PX‐CGRA: Polymorphic Approximate Coarse‐Grained Reconfigurable Architecture
Omid Akbari1,3,a, Mehdi Kamal1,b, Ali Afzali‐Kusha1,c, Massoud Pedram2 and Muhammad Shafique3
1School of Electrical and Computer Engineering, University of Tehran, Iran
aakbari.o@ut.ac.ir
bmehdikamal@ut.ac.ir
cafzali@ut.ac.ir
2Department of Electrical Engineering, University of Southern California, USA
pedram@usc.edu
3Institute of Computer Engineering, Vienna University of Technology (TU Wien), Austria
muhammad.shafique@tuwien.ac.at
ABSTRACT
Coarse‐Grained Reconfigurable Architectures (CGRAs) provide tradeoff between the energy‐efficiency of Application Specific Integrated Circuits (ASICs) and the flexibility of General Purpose Processors (GPPs). State‐of‐the‐art CGRAs only support exact architectures and precise application executions.

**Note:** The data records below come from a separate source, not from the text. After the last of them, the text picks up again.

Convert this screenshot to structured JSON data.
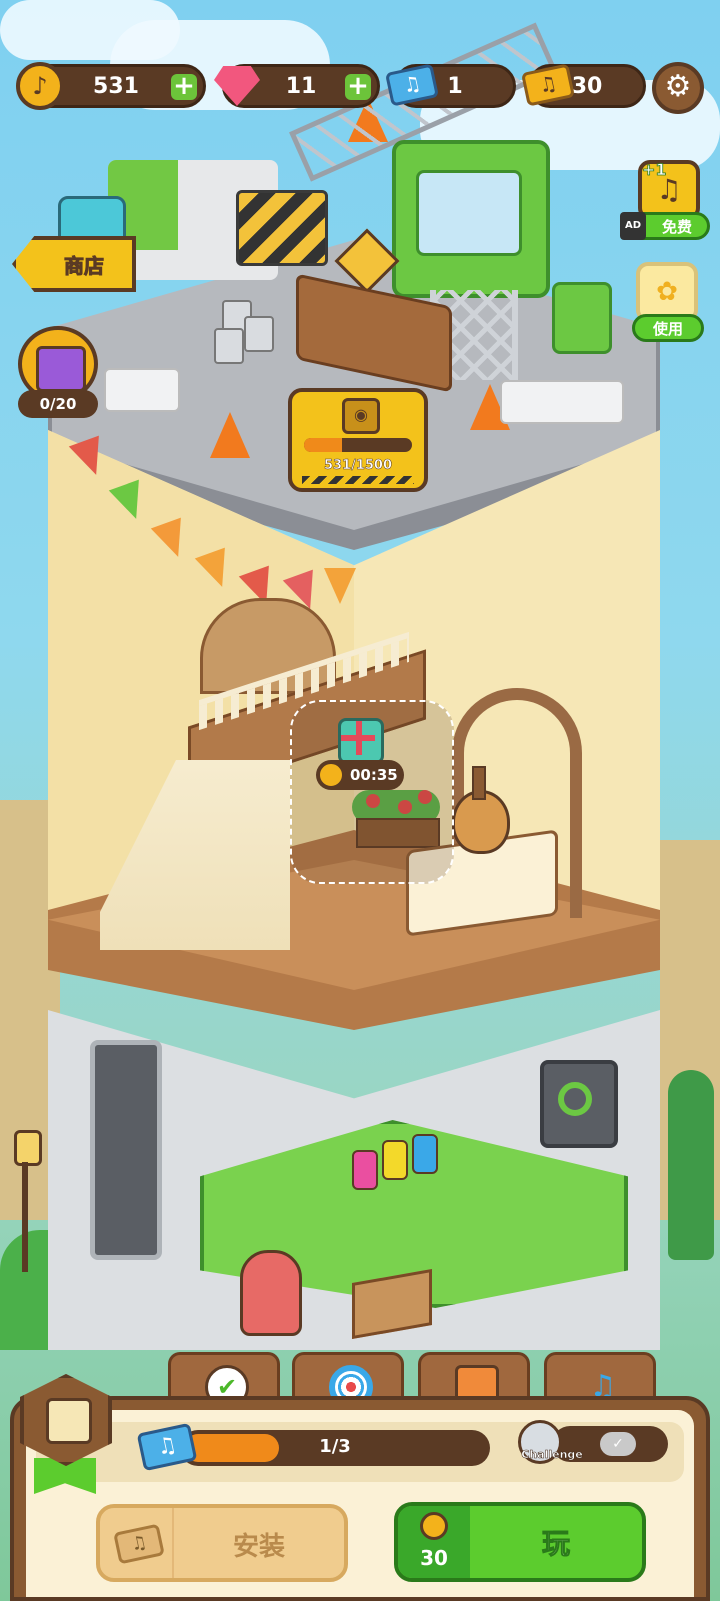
{
  "resources": {
    "coins": "531",
    "gems": "11",
    "tickets": "1",
    "golden_tickets": "30"
  },
  "side": {
    "shop_label": "商店",
    "chest_count": "0/20",
    "free_badge": "+1",
    "free_label": "免费",
    "ad_label": "AD",
    "use_label": "使用"
  },
  "construction": {
    "progress_text": "531/1500",
    "progress_fraction": 0.354
  },
  "gift": {
    "timer": "00:35"
  },
  "bottom": {
    "progress_text": "1/3",
    "progress_fraction": 0.333,
    "challenge_label": "Challenge",
    "install_label": "安装",
    "play_label": "玩",
    "play_cost": "30"
  },
  "colors": {
    "accent_green": "#5ccc2e",
    "brown": "#5a3a24",
    "gold": "#f3b21b",
    "orange_progress": "#f08a1a"
  }
}
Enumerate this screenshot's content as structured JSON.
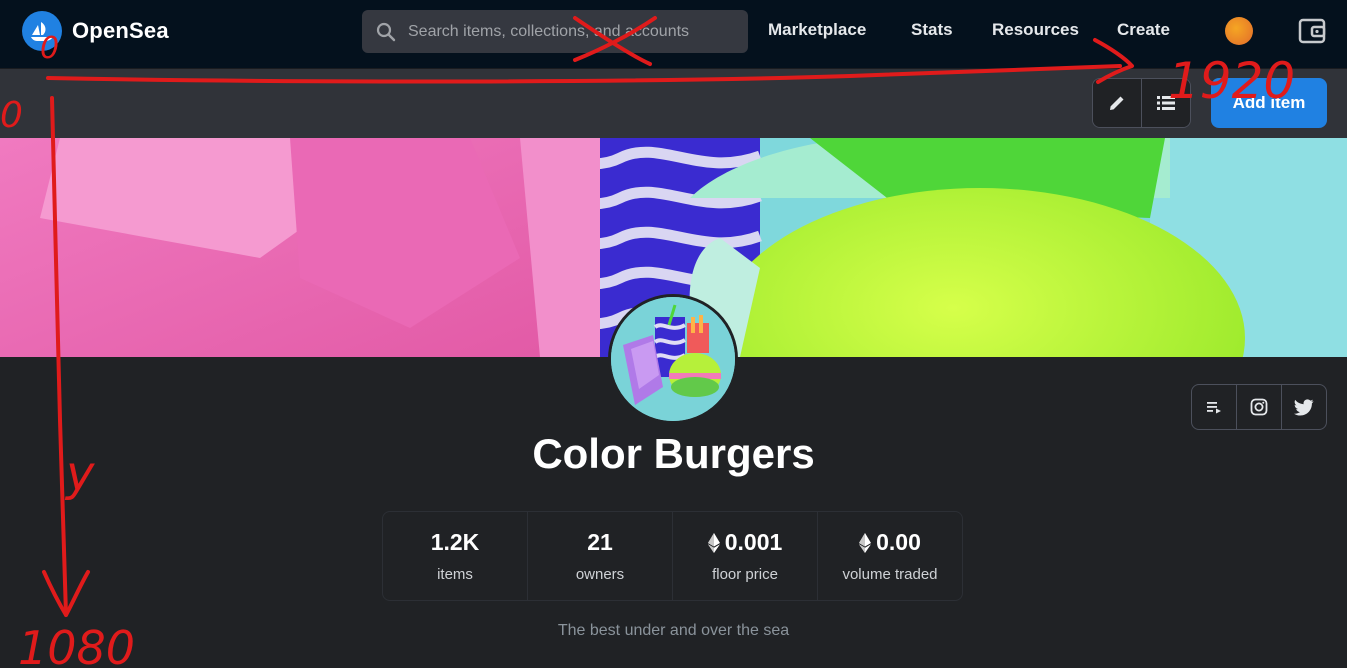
{
  "nav": {
    "brand": "OpenSea",
    "search_placeholder": "Search items, collections, and accounts",
    "links": [
      "Marketplace",
      "Stats",
      "Resources",
      "Create"
    ]
  },
  "toolbar": {
    "add_item_label": "Add item"
  },
  "collection": {
    "name": "Color Burgers",
    "description": "The best under and over the sea",
    "stats": [
      {
        "value": "1.2K",
        "label": "items",
        "eth": false
      },
      {
        "value": "21",
        "label": "owners",
        "eth": false
      },
      {
        "value": "0.001",
        "label": "floor price",
        "eth": true
      },
      {
        "value": "0.00",
        "label": "volume traded",
        "eth": true
      }
    ]
  },
  "annotations": {
    "origin_x": "0",
    "origin_y": "0",
    "width": "1920",
    "height": "1080",
    "y_label": "y"
  },
  "colors": {
    "nav_bg": "#04111d",
    "accent": "#2081e2",
    "page_bg": "#202225",
    "annotation": "#e01b1b"
  }
}
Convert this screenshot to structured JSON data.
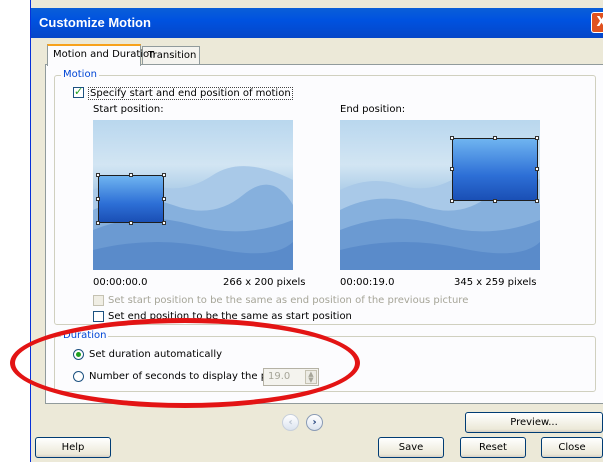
{
  "window": {
    "title": "Customize Motion",
    "close_glyph": "X"
  },
  "tabs": [
    {
      "label": "Motion and Duration",
      "active": true
    },
    {
      "label": "Transition",
      "active": false
    }
  ],
  "motion": {
    "group_label": "Motion",
    "specify_checkbox": {
      "label": "Specify start and end position of motion",
      "checked": true
    },
    "start": {
      "label": "Start position:",
      "time": "00:00:00.0",
      "size": "266 x 200 pixels"
    },
    "end": {
      "label": "End position:",
      "time": "00:00:19.0",
      "size": "345 x 259 pixels"
    },
    "same_as_prev_checkbox": {
      "label": "Set start position to be the same as end position of the previous picture",
      "checked": false,
      "enabled": false
    },
    "same_as_start_checkbox": {
      "label": "Set end position to be the same as start position",
      "checked": false,
      "enabled": true
    }
  },
  "duration": {
    "group_label": "Duration",
    "auto_radio": {
      "label": "Set duration automatically",
      "selected": true
    },
    "seconds_radio": {
      "label": "Number of seconds to display the picture",
      "selected": false
    },
    "seconds_value": "19.0"
  },
  "navigation": {
    "prev_glyph": "‹",
    "next_glyph": "›"
  },
  "buttons": {
    "preview": "Preview...",
    "help": "Help",
    "save": "Save",
    "reset": "Reset",
    "close": "Close"
  },
  "colors": {
    "title_bar": "#0a5fd8",
    "annotation": "#e31414",
    "group_label": "#0046d5"
  }
}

However, a majority of the streaming applications such as multimedia and digital signal processing, which are amenable to CGRAs, are inherently error resilient. Therefore, these applications can greatly benefit from the emerging trend of Approximate Computing that leverages this error‐resiliency to provide higher energy efficiency proportional to the tolerable accuracy loss (can even be constrained). This paper, for the first time, introduces the novel concept of Polymorphic Approximate CGRA (PX‐CGRA) that employs heterogeneous tiles of Polymorphic‐Approximated ALU Clusters (PACs) connected in a 2‐D mesh style connection. These PACs can implement different approximate modes as well as accurate modes depending upon their selected configuration as per the run‐time requirements of executing applications. For designing an efficient PXCGRA, we propose a bottom‐up design flow. In addition, the flow of application mapping on PX‐CGRA is discussed including accuracylevel mapping, scheduling, and binding steps. To comprehensively evaluate the efficacy of the proposed CGRA, the complete PX‐CGRA architecture in different sizes as well as with different PACs configurations are synthesized using a 15‐nm FinFET technology. Our results show up to 15%‐45% energy efficiency improvement for 5%‐35% output quality degradation, respectively, when compared to the state‐of‐the‐art exact‐mode CGRA. Our proposed architecture and design methodology enable a new era of accuracy‐configurable CGRAs to provide significant energy gains.
Keywords: Coarse‐Grained Reconfigurable Architecture, Approximate Computing, Heterogeneous, Energy‐Efficiency, Dark Silicon, Adder, Multiplier, Quality, Design.